Mahaprabhu Recipes
Help us preserve and share the traditional offerings made for the pleasure of Lord Sri Caitanya Mahaprabhu.
Rice & Vegetables
One day My mother, Śacī, offered food to Śālagrāma Viṣṇu. She offered rice cooked from śāli paddies, various kinds of vegetables, spinach, curry made of banana flowers, fried paṭola with nimba leaves, pieces of ginger with lemon, and also yogurt, milk, sugar candy and many other foods.
(CC Madhya 15.54-55)
They offered pungent preparations made with black pepper, sweet-and-sour preparations, ginger, salty preparations, limes, milk, yogurt, sugar candy, two or four kinds of spinach, soup made with bitter melon, eggplant mixed with nimba leaves, and fried paṭola.
(CC Antya 10.135-136)
Mother Śacī knew that the Lord was very fond of śāka (spinach), so she cooked twenty different varieties. To her full satisfaction mother Śacī cooked each vegetable in ten to twenty different ways.

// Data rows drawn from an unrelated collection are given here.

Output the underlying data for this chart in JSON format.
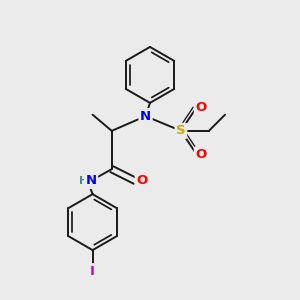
{
  "bg_color": "#ebebeb",
  "bond_color": "#1a1a1a",
  "bond_width": 1.4,
  "atom_colors": {
    "N": "#0000ff",
    "O": "#ff0000",
    "S": "#ccaa00",
    "I": "#cc00cc",
    "H": "#4a8a8a",
    "C": "#1a1a1a"
  },
  "font_size": 9.5,
  "font_size_h": 8.5
}
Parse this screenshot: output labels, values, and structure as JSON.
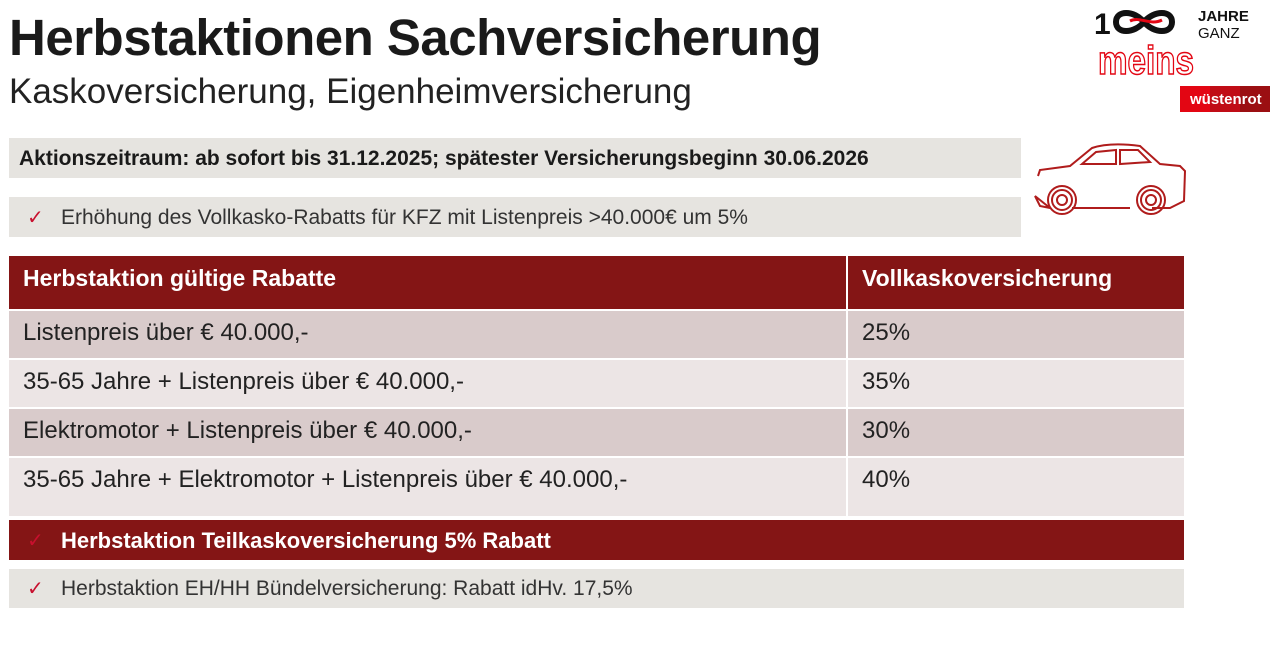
{
  "header": {
    "title": "Herbstaktionen Sachversicherung",
    "subtitle": "Kaskoversicherung, Eigenheimversicherung"
  },
  "logo": {
    "line1": "100",
    "line2": "JAHRE",
    "line3": "GANZ",
    "line4": "meins",
    "brand": "wüstenrot"
  },
  "period": "Aktionszeitraum: ab sofort bis 31.12.2025; spätester Versicherungsbeginn 30.06.2026",
  "hint": "Erhöhung des Vollkasko-Rabatts für KFZ mit Listenpreis >40.000€ um 5%",
  "check_symbol": "✓",
  "table": {
    "headers": [
      "Herbstaktion gültige Rabatte",
      "Vollkaskoversicherung"
    ],
    "rows": [
      [
        "Listenpreis über € 40.000,-",
        "25%"
      ],
      [
        "35-65 Jahre + Listenpreis über € 40.000,-",
        "35%"
      ],
      [
        "Elektromotor + Listenpreis über € 40.000,-",
        "30%"
      ],
      [
        "35-65 Jahre + Elektromotor + Listenpreis über € 40.000,-",
        "40%"
      ]
    ]
  },
  "teilkasko": "Herbstaktion Teilkaskoversicherung 5% Rabatt",
  "bundle": "Herbstaktion EH/HH Bündelversicherung: Rabatt idHv. 17,5%",
  "colors": {
    "brand_dark": "#841515",
    "brand_red": "#e30613",
    "grey": "#e6e4e0"
  }
}
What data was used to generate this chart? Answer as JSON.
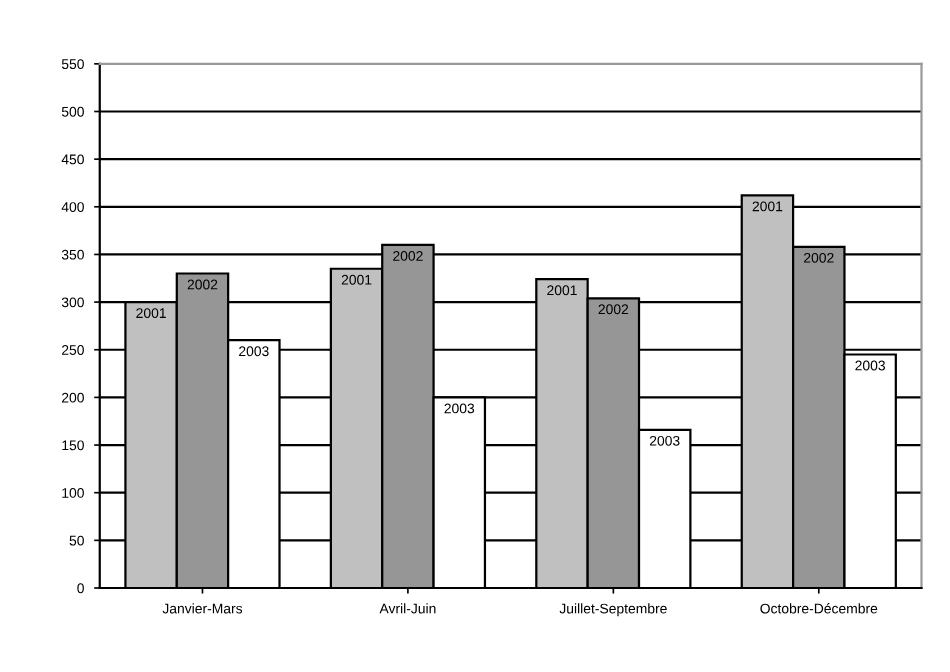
{
  "chart_data": {
    "type": "bar",
    "categories": [
      "Janvier-Mars",
      "Avril-Juin",
      "Juillet-Septembre",
      "Octobre-Décembre"
    ],
    "series": [
      {
        "name": "2001",
        "color": "#c0c0c0",
        "values": [
          300,
          335,
          324,
          412
        ]
      },
      {
        "name": "2002",
        "color": "#969696",
        "values": [
          330,
          360,
          304,
          358
        ]
      },
      {
        "name": "2003",
        "color": "#ffffff",
        "values": [
          260,
          200,
          166,
          245
        ]
      }
    ],
    "ylim": [
      0,
      550
    ],
    "yticks": [
      0,
      50,
      100,
      150,
      200,
      250,
      300,
      350,
      400,
      450,
      500,
      550
    ],
    "grid": "y",
    "legend": false
  }
}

(CB Antya-khaṇḍa 4.279 – 280)
Yet of all the preparations, the śāka preparations were most glorious, for the Lord repeatedly ate them. On seeing the Lord’s fondness for śāka, all of His devotees smiled. The Lord smiled and glorified the śāka preparations as He ate. The Lord said, “This śāka is known as acyutā. By eating this, one develops attachment for Kṛṣṇa.
(CB Antya-khaṇḍa 4.293 – 296)
By eating paṭala, vāstuka, and kāla śākas, one enjoys the Vaiṣṇavas’ association birth after birth.
(CB Antya-khaṇḍa 4.297)
By eating sāliñcā and heleñcāśāka, one remains free from disease and attains the devotional service of Kṛṣṇa. The Lord’s hairs stood on end as He narrated in this way the glories of the various śākas while eating.
(CB Antya-khaṇḍa 4.298 – 299)
They also offered phula-baḍī, liquid mung dhal and many vegetables, all cooked according to the Lord’s taste.
(CC Antya 10.137)
He offered yogurt, limes, ginger, soft baḍā and salt. Seeing all these arrangements, Śrī Caitanya Mahāprabhu was very pleased.
(CC Antya 10.149)
After saying this, the Lord ate the rice mixed with yogurt and offered Caitanya dāsa the remnants of His food.
(CC Antya 10.151)
The cooked rice was a stack of very fine grains nicely cooked, and in the middle was yellow clarified butter from the milk of cows. Surrounding the stack of rice were pots made of the skins of banana trees, and in these pots were varieties of vegetables and mung dāl.
(CC Madhya 3.44)
Among the cooked vegetables were paṭolas, squash, mānakacu and a salad made with pieces of ginger and various types of spinach.
(CC Madhya 3.45)
There was sukhta, bitter melon mixed with all kinds of vegetables, defying the taste of nectar. There were five types of bitter and pungent sukhtas.
(CC Madhya 3.46)
Amongst the various vegetables were newly grown leaves of nimba trees fried with eggplant. The fruit known as paṭola was fried with phulabaḍi, a kind of dāl preparation first mashed and then dried in the sun. There was also a preparation known as kuṣmāṇḍa-mānacāki.
(CC Madhya 3.47)
Upon the stack of boiled rice and all the vegetables were flowers of the tulasī trees. There were also pots filled with scented rosewater.
(CC Madhya 3.56)
There were also papayas and saravatī, a type of orange, and also crushed squash. There were also regular cream, fried cream and a type of purī made with cream.
(CC Madhya 14.29)
There were yogurt, milk, butter, buttermilk, fruit juice, a preparation made of fried yogurt and sugar candy, and salty mung-dhal sprouts with shredded ginger.
(CC Madhya 14.33)
She made long-lasting cheese, many varieties of sweetmeats with milk and cream, and many other varied preparations, such as amṛta-karpūra.
(CC Antya 10.26)
The Lord said, “What to speak of eating this rice, one is freed from material bondage just by seeing it. I am unable to describe such cooking. Even by smelling this rice one develops devotion to Kṛṣṇa. I think Kṛṣṇa and His associates have personally tasted this rice.